In the present case there is a summary application in the form of an initial writ and answers, both of which were incorporated into a Record. Both the application and answers contain pleas-in-law which required to be adjudicated upon all as set forth in the judgement. At the invitation of the parties, evidence was led in order to resolve the issues, one being whether a statutory nuisance existed and another being whether the pursuers had suffered loss of trade as a result the service of the abatement notice, both in the context of the statutory grounds set forth in the 1996 Regulations. Given the terms of section 50 of the Sheriff Courts (Scotland) Act 1950, I was required to issue a judgement in writing. As I had heard evidence, I considered it appropriate to set out my findings in fact and in law. It seemed to me that whether a statutory nuisance existed involved a question of law which I resolved in favour of the defenders. In other words, there was in my view a true lis between the parties which invoked a judicial capacity rather than an administrative one.
[11] One matter which gave me cause to pause and consider was the terms of Regulation 2(5) which refers to a notice varied on appeal in terms of sub- para. (b) being final in its terms. That might suggest finality to the Sheriff's decision and therefore point to an administrative role. However, the provisions do not state that there was any finality where the Notice was quashed or where the appeal was dismissed in terms of reg. 2(5)(a) or (c) and so an appeal would appear to lie in relation to decisions under those provisions. In other words, the finality clause does not encompass decisions in terms of sub-paras. (a) and (c).
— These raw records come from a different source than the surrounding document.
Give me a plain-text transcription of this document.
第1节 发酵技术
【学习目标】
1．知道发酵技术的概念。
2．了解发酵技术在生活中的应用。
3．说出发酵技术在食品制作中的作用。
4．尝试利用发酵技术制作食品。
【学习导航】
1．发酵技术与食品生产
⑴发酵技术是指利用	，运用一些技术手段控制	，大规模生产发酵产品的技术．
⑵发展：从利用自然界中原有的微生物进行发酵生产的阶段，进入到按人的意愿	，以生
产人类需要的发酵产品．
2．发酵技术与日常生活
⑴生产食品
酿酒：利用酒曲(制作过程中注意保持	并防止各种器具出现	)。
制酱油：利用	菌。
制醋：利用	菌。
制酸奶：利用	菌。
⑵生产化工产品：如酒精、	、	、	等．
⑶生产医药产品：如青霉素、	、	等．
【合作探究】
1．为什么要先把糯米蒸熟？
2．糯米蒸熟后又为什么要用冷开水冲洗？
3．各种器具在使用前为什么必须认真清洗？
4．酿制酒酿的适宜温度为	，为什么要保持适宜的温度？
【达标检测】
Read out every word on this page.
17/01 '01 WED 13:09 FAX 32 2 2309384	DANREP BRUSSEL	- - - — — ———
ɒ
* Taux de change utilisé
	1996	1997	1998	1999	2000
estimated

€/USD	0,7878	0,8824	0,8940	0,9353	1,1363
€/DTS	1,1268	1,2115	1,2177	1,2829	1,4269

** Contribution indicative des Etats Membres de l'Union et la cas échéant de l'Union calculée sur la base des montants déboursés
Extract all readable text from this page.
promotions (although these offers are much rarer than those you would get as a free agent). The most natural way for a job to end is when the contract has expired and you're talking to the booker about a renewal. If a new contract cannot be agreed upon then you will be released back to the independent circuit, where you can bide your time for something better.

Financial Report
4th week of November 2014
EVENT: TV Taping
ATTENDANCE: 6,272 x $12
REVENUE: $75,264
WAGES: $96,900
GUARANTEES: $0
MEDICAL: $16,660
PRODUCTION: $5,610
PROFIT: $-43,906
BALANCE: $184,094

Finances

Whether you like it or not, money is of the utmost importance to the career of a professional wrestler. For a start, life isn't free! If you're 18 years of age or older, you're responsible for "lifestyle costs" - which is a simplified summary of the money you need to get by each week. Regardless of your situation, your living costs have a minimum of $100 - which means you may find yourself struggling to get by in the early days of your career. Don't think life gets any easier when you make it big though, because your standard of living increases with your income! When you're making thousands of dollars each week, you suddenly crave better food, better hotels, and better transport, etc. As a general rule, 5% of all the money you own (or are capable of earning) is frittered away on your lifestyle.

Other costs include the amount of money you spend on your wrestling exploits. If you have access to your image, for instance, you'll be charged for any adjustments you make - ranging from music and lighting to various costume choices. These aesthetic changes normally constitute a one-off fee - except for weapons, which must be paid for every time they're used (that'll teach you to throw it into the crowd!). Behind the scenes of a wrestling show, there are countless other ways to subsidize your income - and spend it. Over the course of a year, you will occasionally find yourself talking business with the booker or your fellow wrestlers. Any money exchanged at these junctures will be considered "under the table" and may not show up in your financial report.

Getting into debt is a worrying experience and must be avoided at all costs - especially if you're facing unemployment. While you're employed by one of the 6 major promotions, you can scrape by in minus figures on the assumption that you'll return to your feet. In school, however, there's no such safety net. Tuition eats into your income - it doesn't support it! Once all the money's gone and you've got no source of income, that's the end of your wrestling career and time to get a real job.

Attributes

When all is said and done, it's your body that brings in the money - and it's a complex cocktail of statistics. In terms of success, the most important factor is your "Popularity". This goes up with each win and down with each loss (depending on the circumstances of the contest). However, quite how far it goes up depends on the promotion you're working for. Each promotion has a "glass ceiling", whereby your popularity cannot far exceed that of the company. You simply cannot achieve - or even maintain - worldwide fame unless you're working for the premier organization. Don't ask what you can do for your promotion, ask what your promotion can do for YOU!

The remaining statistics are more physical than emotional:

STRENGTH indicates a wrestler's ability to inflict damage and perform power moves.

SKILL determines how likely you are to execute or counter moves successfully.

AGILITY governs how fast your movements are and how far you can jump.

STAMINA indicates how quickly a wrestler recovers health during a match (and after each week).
[12] Finally, on the principle issue, while recognising that differences in practice and procedure exist between the two jurisdictions, it is noteworthy that in England and Wales in appeals under section 80(3) of the 1990 Act, the Magistrates' Court has wide powers in relation to costs and to make such order as to costs as it thinks just and reasonable (section 64 of the Magistrates' Courts Act 1980 and R v The Southend Stipendiary Magistrate, ex parte Rochford District Council [1995] Env.LR 1). It would be unfortunate if the position in Scotland was to be substantially different and as restrictive as suggested on behalf of the pursuers.
[13] Given my conclusion on the principle issue, the question is whether, in the exercise of my discretion, I should follow the general rule that expenses follow success or whether I should adopt another course. As indicated I was urged on behalf of the pursuers to make finding of no expenses due to or by either party.
[14] While there may have been no formal notification to the pursuers of the perceived nuisance prior to service of the Notice, I found (Finding in Fact 14) that Mr Henderson of the defenders brought the matter to Mr Safdar's attention around a year prior to service of the Notice, suggesting that the roller shutters should be serviced. Mr Safdar took no steps to prevent or reduce the level of noise generated by the shutters (FF 15). Further, as can be seen from the terms of section 80(1) of the 1990 Act there is a statutory duty to serve a notice in the event that the defenders perceive a statutory nuisance occurring. I accept that an aggrieved party must lodge an appeal if he seeks to challenge an abatement notice and to that extent there is no blame to the pursuers for initiating the proceedings. However, my findings make it clear that there was a statutory nuisance and I had little hesitation in finding that there was. Indeed, Mr Safdar appeared to accept that there would be disturbance (paragraph [8] of Note in judgement). On the issue of the extent of the notice, in which the issue of loss of trade loomed large, there was no satisfactory evidence of this which I could put in the balance in deciding whether it was reasonable in its extent and one would expect some vouching or other corroborating evidence to set up a colourable case. There was at the end of the day an onus on the pursuers to establish the grounds of appeal founded upon. They failed to do so.
[15] I have accordingly concluded that there is no reason to depart from the normal rule and accordingly the defenders are entitled to their expenses. I have pronounced an interlocutor to reflect this.